Ekonomi konusunda uzman olduğu gibi bu konuyu da biliyor belli ki.
Bir de 2024 yılında açıklanan “yol haritaları” var: Ülkenin bilgi altyapısının korunmasını geliştirmeyi ve siber tehditlere karşı ulusal hazırlığı artırmayı amaçlıyor.
Bu Başkanlık, Türkiye’de siber güvenlik alanında bütüncül politikaların oluşturulması ve kurumlar arası koordinasyonun sağlanmasını gerçekleştirecek.
Her düzeyde siber istihbarat ve siber mukavemet kapasitesinin geliştirilmesini hedefleyecek.
Siber Güvenlik Başkanlığı’na kuruluş sırasında 135 kişilik kadro ihdas edildi.
Bunların 14’ü üst düzey yönetici, 3’ü şube müdürü, 4’ü mali hizmet uzmanı, 16 daktilograf, 6 memur, 15 koruma ve güvenlik personeli, 5 mütercim, 5 avukat, 15’i hizmetli.
Bu kadroların içinde “asıl işi yapacak olan” tekniker, programcı, çözümleyicilerin sayısı ise 30.
135 kişiden oluşan Başkanlığın yüzde 29,6’sı asli işlerle uğraşacak, kalan yüzde 70,4’ü ise yönetim ve yardımcı hizmetleri yerine getirecek.
Siber Güvenlik Başkanlığı’nın internet sitesine ulaşamadım.
Artık nasıl bir güvenlik altına aldılarsa, bulunamıyorlar.

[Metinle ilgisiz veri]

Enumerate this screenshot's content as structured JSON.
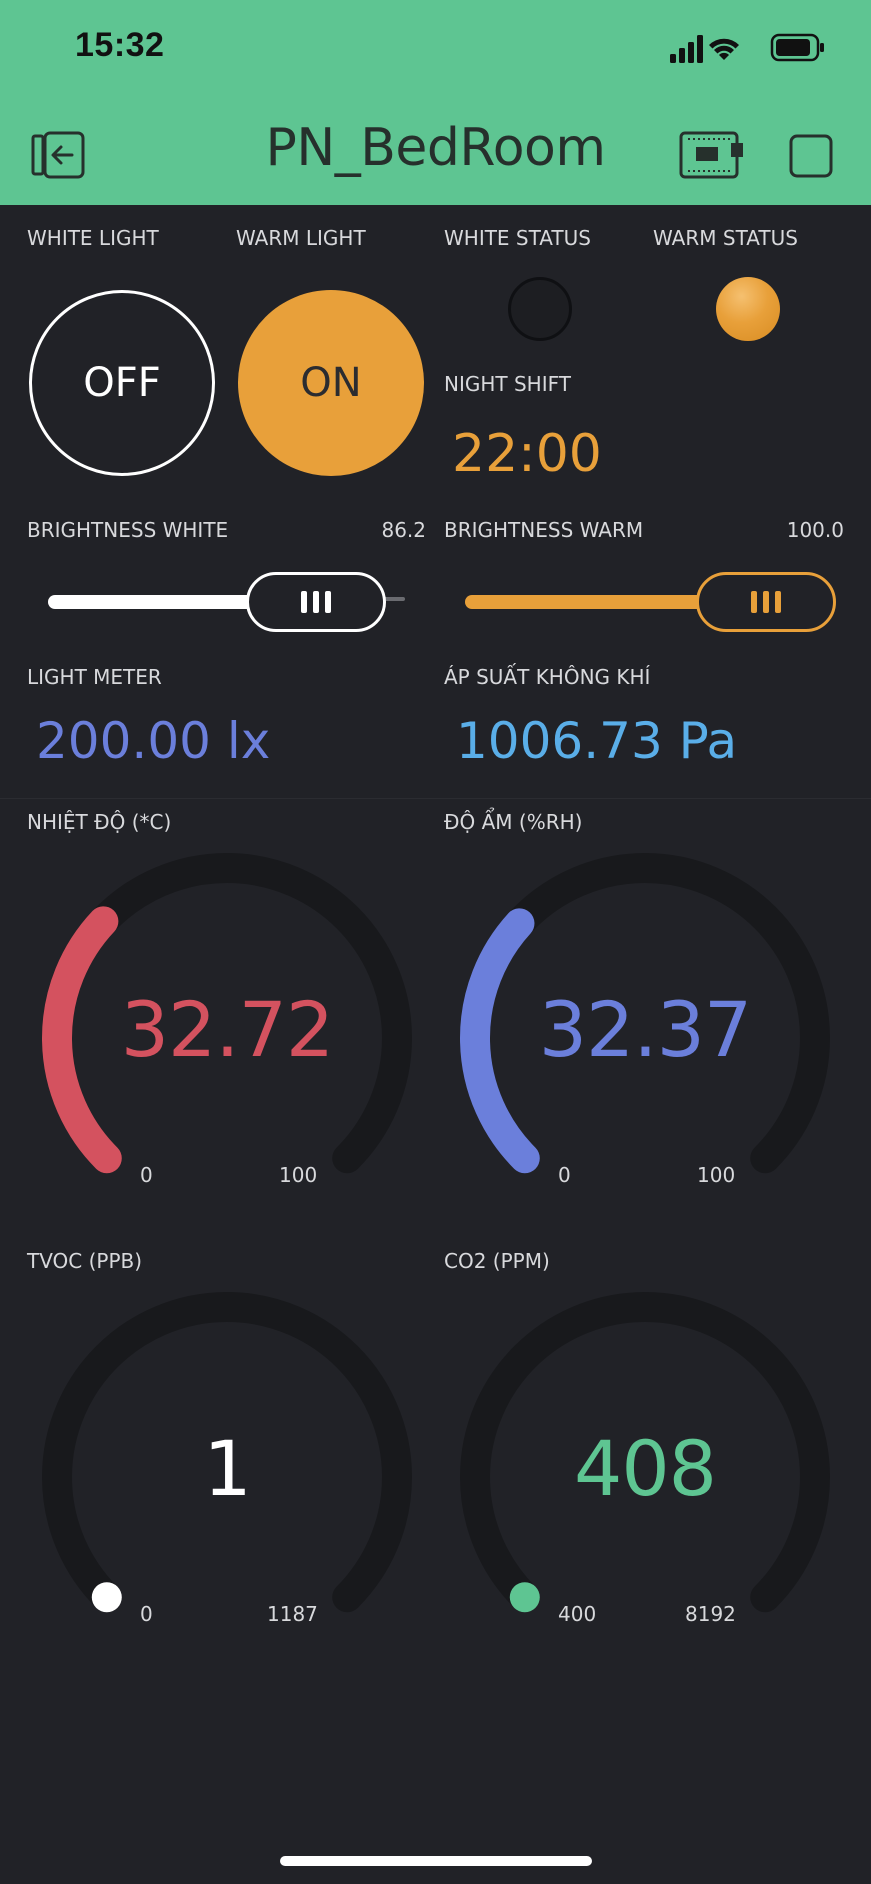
{
  "status_bar": {
    "time": "15:32"
  },
  "header": {
    "title": "PN_BedRoom",
    "exit_icon": "exit-icon",
    "device_icon": "device-board-icon",
    "window_icon": "square-icon"
  },
  "labels": {
    "white_light": "WHITE LIGHT",
    "warm_light": "WARM LIGHT",
    "white_status": "WHITE STATUS",
    "warm_status": "WARM STATUS",
    "night_shift": "NIGHT SHIFT",
    "brightness_white": "BRIGHTNESS WHITE",
    "brightness_warm": "BRIGHTNESS WARM",
    "light_meter": "LIGHT METER",
    "air_pressure": "ÁP SUẤT KHÔNG KHÍ",
    "temperature": "NHIỆT ĐỘ (*C)",
    "humidity": "ĐỘ ẨM (%RH)",
    "tvoc": "TVOC (PPB)",
    "co2": "CO2 (PPM)"
  },
  "buttons": {
    "white_light": "OFF",
    "warm_light": "ON"
  },
  "status": {
    "white": "off",
    "warm": "on"
  },
  "night_shift": {
    "value": "22:00"
  },
  "sliders": {
    "white": {
      "value_text": "86.2",
      "fraction": 0.862,
      "color": "#ffffff"
    },
    "warm": {
      "value_text": "100.0",
      "fraction": 1.0,
      "color": "#e8a03a"
    }
  },
  "readings": {
    "light_meter": "200.00 lx",
    "air_pressure": "1006.73 Pa"
  },
  "gauges": {
    "temperature": {
      "value": "32.72",
      "min": "0",
      "max": "100",
      "fraction": 0.3272,
      "color": "#d4525f"
    },
    "humidity": {
      "value": "32.37",
      "min": "0",
      "max": "100",
      "fraction": 0.3237,
      "color": "#6b7fdb"
    },
    "tvoc": {
      "value": "1",
      "min": "0",
      "max": "1187",
      "fraction": 0.0,
      "color": "#ffffff"
    },
    "co2": {
      "value": "408",
      "min": "400",
      "max": "8192",
      "fraction": 0.001,
      "color": "#5ec592"
    }
  },
  "colors": {
    "header_bg": "#5ec592",
    "page_bg": "#212227",
    "accent_warm": "#e8a03a",
    "light_meter": "#6b7fdb",
    "air_pressure": "#5aaee8"
  }
}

Kim bilir, belki de kuruluşun üzerinden geçen yedi ayda internet sitesini kurmayı bile becerememiş olabilirler.
Kadro yapısı gösteriyor ki bu kurum da diğer bütün kurumlar gibi öncelikle “bizden olanlara” iş sağlamayı hedefliyor.
Partiden sağlam bir kart getirenin alınabileceği işler ağırlıkta çünkü.
İşi gerçekten yapacak kadrolarda da uzmanlıktan önce “partiye bağlılık” aranmış olabileceğini diğer kurumlarda yaşananlardan biliyoruz.
Onun için sahte diplomalar, sahte akademik ünvanlar, milletin malına mülküne el koyma girişimleri sürpriz değil.
Aşiret gibi yönetilen devletlerin başına bunların gelmesi normal karşılanmalı.
***
Saray halktan kopmuş
İstanbul Emniyet Müdürlüğü, bir grup vatandaşın güvenliğini sağlayabilmek için başka bir grup vatandaşın huzurunu kaçırmaktan başka bir yöntem bilmiyor mu?
TÜPRAŞ Stadı'ndaki TÜGVA Yaz Okulları Finali Programı
Geçen hafta cuma günü Cumhurbaşkanı Erdoğan’ın oğlunun vakfı diye tanımlayabileceğimiz TÜGVA’nın “yaz okulları finali” Dolmabahçe’deki Beşiktaş’ın stadında yapıldı.
“Yaz okulları finali” ne demek bilmiyorum ama hayli kalabalık bir toplantıydı.
Otobüsler dolusu genç stada getirildi ve götürüldü.
Buraya kadar normal.
Anormal olan bu toplantı nedeniyle çevredeki yolların trafiğe kapatılmasıydı.
Cuma sabahı işlerine gitmeye çalışan insanlar o cehennem sıcağında yürümek zorunda bırakıldılar.
Bir avuç insanın rahatı için binlerce insanın rahatı kaçırıldı kısacası.
Kul hakkından falan vazgeçtim, o meseleler belli ki bu arkadaşlar fakirken önemliymiş.
Merak ediyorum bu partide aklı başında kimse kalmadı mı?
Bu tür uygulamalarla taciz edilen insanların neler düşünebileceğini anlayacak çapta insanlardan söz ediyorum.
Çünkü belli ki Saray tamamen halktan koptu, başka bir âlemde yaşıyor.
Zaten Cumhurbaşkanı da bu toplantıda yaptığı konuşmasında “gençlerimizi marjinallerin insafına bırakmayacağız” dedikten sonra “onları rahatsız etmeye devam edeceğiz” de demiş.
O sabah ve akşam üstü hayli kalabalık bir kitleyi rahatsız ettikleri kesin!
Merak ettiğim şu: İstanbul Emniyet Müdürlüğü, bir grup vatandaşın güvenliğini sağlayabilmek için başka bir grup vatandaşın huzurunu kaçırmaktan başka bir yöntem bilmiyor mu?